Best Bollywood Movies: 5 Modern Hindi Art Films You Must Watch

Best Bollywood Movies: 5 Modern Hindi Art Films You Must Watch

If you are tired of Bollywood escapism and in the mood for watching more realistic cinema, here’s a list of five modern Hindi art films that you must watch.
Best Bollywood Movies: 5 Modern Hindi Art Films You Must Watch
Still from Masaan

Bollywood largely focuses on commercial movies that provide the audience with a combination of romance, drama, comedy, mystery, thrill and action. However, over the years, Hindi cinema has also produced many arthouse movies -- such as Arth, Ankur: The Seedling and Salam Bombay -- which cater to a niche audience and are more experimental and artistic, often highlighting social issues or depicting the complexities and realities of relationships, rather than glamourising them. If you have a penchant for parallel cinema, the following five modern Hindi art films should definitely be part of your must-watch list:

1. Mr and Mrs Iyer

The issues of sectarian violence and religious prejudice were beautifully depicted in this 2002 drama film, written and directed by Aparna Sen. The film stars Aparna Sen's daughter Konkona Sen Sharma as Meenakshi Iyer, a Tamil woman, who is a devout Hindu Brahmin. Meenakshi meets Raja Chowdhury (Rahul Bose), a Bengali Muslim wildlife photographer, as the two are about to embark on the same bus journey, and they eventually find themselves drawn to each other, despite their differences, in the midst of communal riots.

2. Mammo

A 1994 film by Shyam Benegal, Mammo is the first film of the Muslim trilogy including Sardari Begum (1996) and Zubeidaa (2001). It stars Farida Jalal in the titular role Mammo (Mehmooda Begum), a Pakistani national, living with her sister Fayyuzi (Surekha Sikri) in Bombay, India, and Fayuzzi’s grandson, 13-year-old Riyaz (Amit Phalke). This is a poignant tale, giving a glimpse of the highs and lows of Mammo’s life, and touches upon the theme of families divided and impacted by the partition of India and Pakistan.

3. Sardari Begum

The second installment of Shyam Benegal’s Muslim trilogy, this is a 1996 musical film, starring Kiron Kher as Sardari Begum, a famous thumari singer. The film chronicles Sardari’s youth and lifestyle -- as her niece and journalist Tehzeeb Abbasi (Rajeshwari Sachdev) investigates it -- while portraying the complexities of family relationships, generational and sexual politics, and social norms in India. The film also stars Amrish Puri and Rajit Kapur in vital roles, and features lovely Urdu classic music.

4. Masaan

Known as Fly Away Solo in English, this 2015 drama film has been directed by Neeraj Ghaywan. Based in present-day Varanasi, Uttar Pradesh, India, Masaan follows the story of Devi Pathak (Richa Chadda), a college teacher who has a sexual relationship with her student Piyush Aggarwal, but is caught and then harassed by the police for a hefty bribe. The film also follows a separate story of Deepak Kumar (Vicky Kaushal), who works with his family in cremation ghats by burning funeral pyres and falls in love with Shaalu Gupta (Shweta Tripathi), a high caste Hindu girl. The film highlights problems stemming from caste discrimination and lack of personal liberty in a conservative society.

5. Dor

A 2006 Indian drama film, written and directed by Nagesh Kukunoor, Dor features Ayesha Takia, Gul Panag and Shreyas Talpade in the lead roles. An official adaptation of the Malayalam film, Perumazhakkalam, Dor is the story of two women, who belong to very different backgrounds, but come together due to their circumstances. Ayesha Takia plays a widow, Meera, who is confined by society and tradition, while Gul Panag plays Zeenat, an independent and strong woman trying to save her husband, who is on trial for murder.

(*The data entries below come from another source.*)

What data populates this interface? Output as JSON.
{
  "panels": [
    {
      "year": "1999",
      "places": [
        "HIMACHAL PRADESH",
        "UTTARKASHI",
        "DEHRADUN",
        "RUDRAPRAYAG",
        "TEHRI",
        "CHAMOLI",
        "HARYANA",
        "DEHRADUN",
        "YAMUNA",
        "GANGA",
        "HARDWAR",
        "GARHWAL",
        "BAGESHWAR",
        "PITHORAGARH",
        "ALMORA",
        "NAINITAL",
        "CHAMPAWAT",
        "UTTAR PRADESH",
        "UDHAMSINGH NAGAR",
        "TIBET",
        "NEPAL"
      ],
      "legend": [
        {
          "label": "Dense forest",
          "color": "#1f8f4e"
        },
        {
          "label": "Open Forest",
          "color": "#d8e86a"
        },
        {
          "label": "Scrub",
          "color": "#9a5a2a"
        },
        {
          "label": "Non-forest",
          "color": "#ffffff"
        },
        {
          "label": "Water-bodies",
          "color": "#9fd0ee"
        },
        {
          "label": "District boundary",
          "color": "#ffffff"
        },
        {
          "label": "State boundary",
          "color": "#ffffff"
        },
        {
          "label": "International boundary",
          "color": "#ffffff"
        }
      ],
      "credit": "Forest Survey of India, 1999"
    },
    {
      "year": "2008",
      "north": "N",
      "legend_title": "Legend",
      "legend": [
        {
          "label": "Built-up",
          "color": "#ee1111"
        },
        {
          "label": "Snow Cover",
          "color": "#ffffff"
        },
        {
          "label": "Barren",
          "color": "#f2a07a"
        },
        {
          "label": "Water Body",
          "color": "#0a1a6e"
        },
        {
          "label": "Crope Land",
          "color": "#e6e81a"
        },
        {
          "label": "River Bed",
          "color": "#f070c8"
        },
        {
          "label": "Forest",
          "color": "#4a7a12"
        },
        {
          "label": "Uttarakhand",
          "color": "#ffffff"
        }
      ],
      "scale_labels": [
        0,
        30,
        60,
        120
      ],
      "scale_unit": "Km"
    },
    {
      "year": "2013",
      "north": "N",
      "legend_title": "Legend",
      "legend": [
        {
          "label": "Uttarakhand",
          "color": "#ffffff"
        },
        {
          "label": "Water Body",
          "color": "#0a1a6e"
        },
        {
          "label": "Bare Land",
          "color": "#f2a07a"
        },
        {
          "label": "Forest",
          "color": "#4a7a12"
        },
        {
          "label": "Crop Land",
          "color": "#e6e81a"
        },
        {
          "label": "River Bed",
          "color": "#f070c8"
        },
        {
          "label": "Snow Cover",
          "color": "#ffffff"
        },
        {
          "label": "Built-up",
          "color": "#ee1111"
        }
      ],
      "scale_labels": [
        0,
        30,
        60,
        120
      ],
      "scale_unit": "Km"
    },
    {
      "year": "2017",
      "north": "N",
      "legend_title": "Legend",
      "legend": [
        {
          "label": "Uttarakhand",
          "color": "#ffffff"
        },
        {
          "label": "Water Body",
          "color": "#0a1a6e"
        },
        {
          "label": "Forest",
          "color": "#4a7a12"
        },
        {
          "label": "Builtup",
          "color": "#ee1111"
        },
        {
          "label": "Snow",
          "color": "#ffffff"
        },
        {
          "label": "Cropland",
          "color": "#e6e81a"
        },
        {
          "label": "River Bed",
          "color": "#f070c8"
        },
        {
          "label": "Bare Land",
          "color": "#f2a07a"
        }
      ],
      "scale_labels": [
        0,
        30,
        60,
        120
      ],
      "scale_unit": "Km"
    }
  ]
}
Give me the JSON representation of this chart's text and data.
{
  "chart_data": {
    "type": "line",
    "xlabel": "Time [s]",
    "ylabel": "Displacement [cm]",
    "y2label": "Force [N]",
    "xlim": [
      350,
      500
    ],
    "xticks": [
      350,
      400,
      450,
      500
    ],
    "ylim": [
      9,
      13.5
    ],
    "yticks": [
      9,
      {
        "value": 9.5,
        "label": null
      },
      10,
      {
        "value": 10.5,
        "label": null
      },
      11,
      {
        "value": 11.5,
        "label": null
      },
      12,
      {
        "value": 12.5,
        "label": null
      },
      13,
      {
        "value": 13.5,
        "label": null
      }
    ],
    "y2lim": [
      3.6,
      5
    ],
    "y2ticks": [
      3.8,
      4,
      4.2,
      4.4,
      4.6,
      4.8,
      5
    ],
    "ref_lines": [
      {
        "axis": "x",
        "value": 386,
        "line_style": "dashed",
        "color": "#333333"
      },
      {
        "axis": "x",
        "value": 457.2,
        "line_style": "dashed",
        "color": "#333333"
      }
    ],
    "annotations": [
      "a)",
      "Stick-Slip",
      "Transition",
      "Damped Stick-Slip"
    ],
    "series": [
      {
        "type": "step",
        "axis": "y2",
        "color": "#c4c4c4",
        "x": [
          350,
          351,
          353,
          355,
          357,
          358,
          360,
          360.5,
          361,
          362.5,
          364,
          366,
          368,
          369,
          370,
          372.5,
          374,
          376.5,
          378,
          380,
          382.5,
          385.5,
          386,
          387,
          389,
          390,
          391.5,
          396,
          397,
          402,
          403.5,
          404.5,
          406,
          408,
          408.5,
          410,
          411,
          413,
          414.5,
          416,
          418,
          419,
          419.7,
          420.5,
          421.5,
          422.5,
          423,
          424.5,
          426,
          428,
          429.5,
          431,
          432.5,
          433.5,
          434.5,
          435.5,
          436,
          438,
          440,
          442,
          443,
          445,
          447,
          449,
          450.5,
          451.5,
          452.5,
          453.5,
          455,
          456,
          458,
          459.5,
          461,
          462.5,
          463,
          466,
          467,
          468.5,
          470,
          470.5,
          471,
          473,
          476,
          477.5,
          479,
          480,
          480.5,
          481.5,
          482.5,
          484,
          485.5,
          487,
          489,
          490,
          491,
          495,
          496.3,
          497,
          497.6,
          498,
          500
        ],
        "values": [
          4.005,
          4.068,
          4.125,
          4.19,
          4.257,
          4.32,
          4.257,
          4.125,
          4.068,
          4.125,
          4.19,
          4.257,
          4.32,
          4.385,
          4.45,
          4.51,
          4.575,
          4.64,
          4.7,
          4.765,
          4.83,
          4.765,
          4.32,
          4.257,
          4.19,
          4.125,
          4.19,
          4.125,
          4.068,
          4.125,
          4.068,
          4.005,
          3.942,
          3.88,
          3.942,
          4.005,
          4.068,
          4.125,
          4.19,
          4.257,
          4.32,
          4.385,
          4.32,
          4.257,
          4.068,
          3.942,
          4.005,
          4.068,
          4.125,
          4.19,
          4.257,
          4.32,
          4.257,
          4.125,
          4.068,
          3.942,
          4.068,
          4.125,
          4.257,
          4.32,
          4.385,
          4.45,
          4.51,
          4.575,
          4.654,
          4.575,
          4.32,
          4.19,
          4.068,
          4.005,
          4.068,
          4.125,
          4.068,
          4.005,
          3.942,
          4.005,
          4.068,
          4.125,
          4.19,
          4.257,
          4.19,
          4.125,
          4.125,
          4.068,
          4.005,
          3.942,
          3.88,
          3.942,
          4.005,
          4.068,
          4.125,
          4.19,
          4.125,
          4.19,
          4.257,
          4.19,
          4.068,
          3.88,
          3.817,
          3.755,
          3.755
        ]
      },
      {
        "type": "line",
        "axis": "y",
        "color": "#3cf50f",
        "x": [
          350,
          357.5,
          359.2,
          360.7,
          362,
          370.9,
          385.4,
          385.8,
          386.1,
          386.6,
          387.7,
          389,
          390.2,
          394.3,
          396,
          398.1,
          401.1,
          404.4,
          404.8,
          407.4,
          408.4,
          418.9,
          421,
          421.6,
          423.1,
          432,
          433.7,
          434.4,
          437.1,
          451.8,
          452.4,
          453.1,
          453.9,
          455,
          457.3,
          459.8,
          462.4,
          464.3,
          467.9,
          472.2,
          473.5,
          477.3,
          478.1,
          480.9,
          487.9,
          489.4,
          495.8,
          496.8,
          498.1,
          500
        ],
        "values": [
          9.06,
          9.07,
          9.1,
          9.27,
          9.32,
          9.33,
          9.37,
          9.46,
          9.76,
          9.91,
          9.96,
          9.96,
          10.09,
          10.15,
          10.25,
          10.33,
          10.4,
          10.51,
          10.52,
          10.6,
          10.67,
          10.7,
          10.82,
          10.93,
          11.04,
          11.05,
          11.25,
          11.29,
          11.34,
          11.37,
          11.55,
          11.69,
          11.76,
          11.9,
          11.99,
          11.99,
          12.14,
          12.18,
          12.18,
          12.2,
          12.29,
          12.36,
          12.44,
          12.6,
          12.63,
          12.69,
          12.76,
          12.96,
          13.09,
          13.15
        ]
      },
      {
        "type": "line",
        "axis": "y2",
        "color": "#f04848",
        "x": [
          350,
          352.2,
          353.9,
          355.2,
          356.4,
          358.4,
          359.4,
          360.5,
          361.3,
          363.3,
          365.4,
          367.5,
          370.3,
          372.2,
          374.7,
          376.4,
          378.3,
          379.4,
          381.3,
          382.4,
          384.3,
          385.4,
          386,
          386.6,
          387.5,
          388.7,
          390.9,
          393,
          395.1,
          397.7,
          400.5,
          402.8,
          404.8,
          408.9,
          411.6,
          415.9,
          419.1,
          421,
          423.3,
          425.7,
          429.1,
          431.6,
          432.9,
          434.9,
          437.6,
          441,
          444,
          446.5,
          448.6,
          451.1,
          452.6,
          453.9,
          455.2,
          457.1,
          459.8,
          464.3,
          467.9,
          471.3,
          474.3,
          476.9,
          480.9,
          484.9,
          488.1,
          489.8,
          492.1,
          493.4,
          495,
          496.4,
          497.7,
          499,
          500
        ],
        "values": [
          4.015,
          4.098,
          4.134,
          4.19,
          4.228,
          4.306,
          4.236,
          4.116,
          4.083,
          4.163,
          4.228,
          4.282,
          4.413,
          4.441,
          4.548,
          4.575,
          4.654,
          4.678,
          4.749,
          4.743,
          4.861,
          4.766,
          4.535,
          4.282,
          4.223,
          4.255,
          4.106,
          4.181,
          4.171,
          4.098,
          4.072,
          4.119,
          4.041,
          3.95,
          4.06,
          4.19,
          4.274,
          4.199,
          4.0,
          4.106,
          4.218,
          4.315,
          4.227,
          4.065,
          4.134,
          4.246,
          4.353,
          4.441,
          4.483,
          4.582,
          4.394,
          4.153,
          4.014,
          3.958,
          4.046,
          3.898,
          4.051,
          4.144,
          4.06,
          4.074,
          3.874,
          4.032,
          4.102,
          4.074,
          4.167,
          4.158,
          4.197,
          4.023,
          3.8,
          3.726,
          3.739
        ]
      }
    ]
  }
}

While these movies have been produced after the 1990s, the parallel cinema movement in Indian cinema dates back to the 1950s and originated in West Bengal. This movement was initially led by Bengali filmmakers, such as Satyajit Ray, Mrinal Sen, Ritwik Ghatak and Tapan Sinha, who wanted an alternative to mainstream cinema and went on to produce internationally acclaimed work. The parallel cinema movement gained more prominence in the Hindi film industry in the 1970s and 1980s, when directors like Shyam Benegal, Gulzar and Rajinder Singh Bedi made movies with a wider appeal. In the present times, several Bollywood filmmakers, such as Ram Gopal Verma, Deepa Mehta, Anurag Kashyap and others, have also ventured towards making off-beat films. Aamir Khan’s production house combines realistic parallel cinema with the entertainment and production values of commercial films, blurring the distinction between the two kinds of cinema.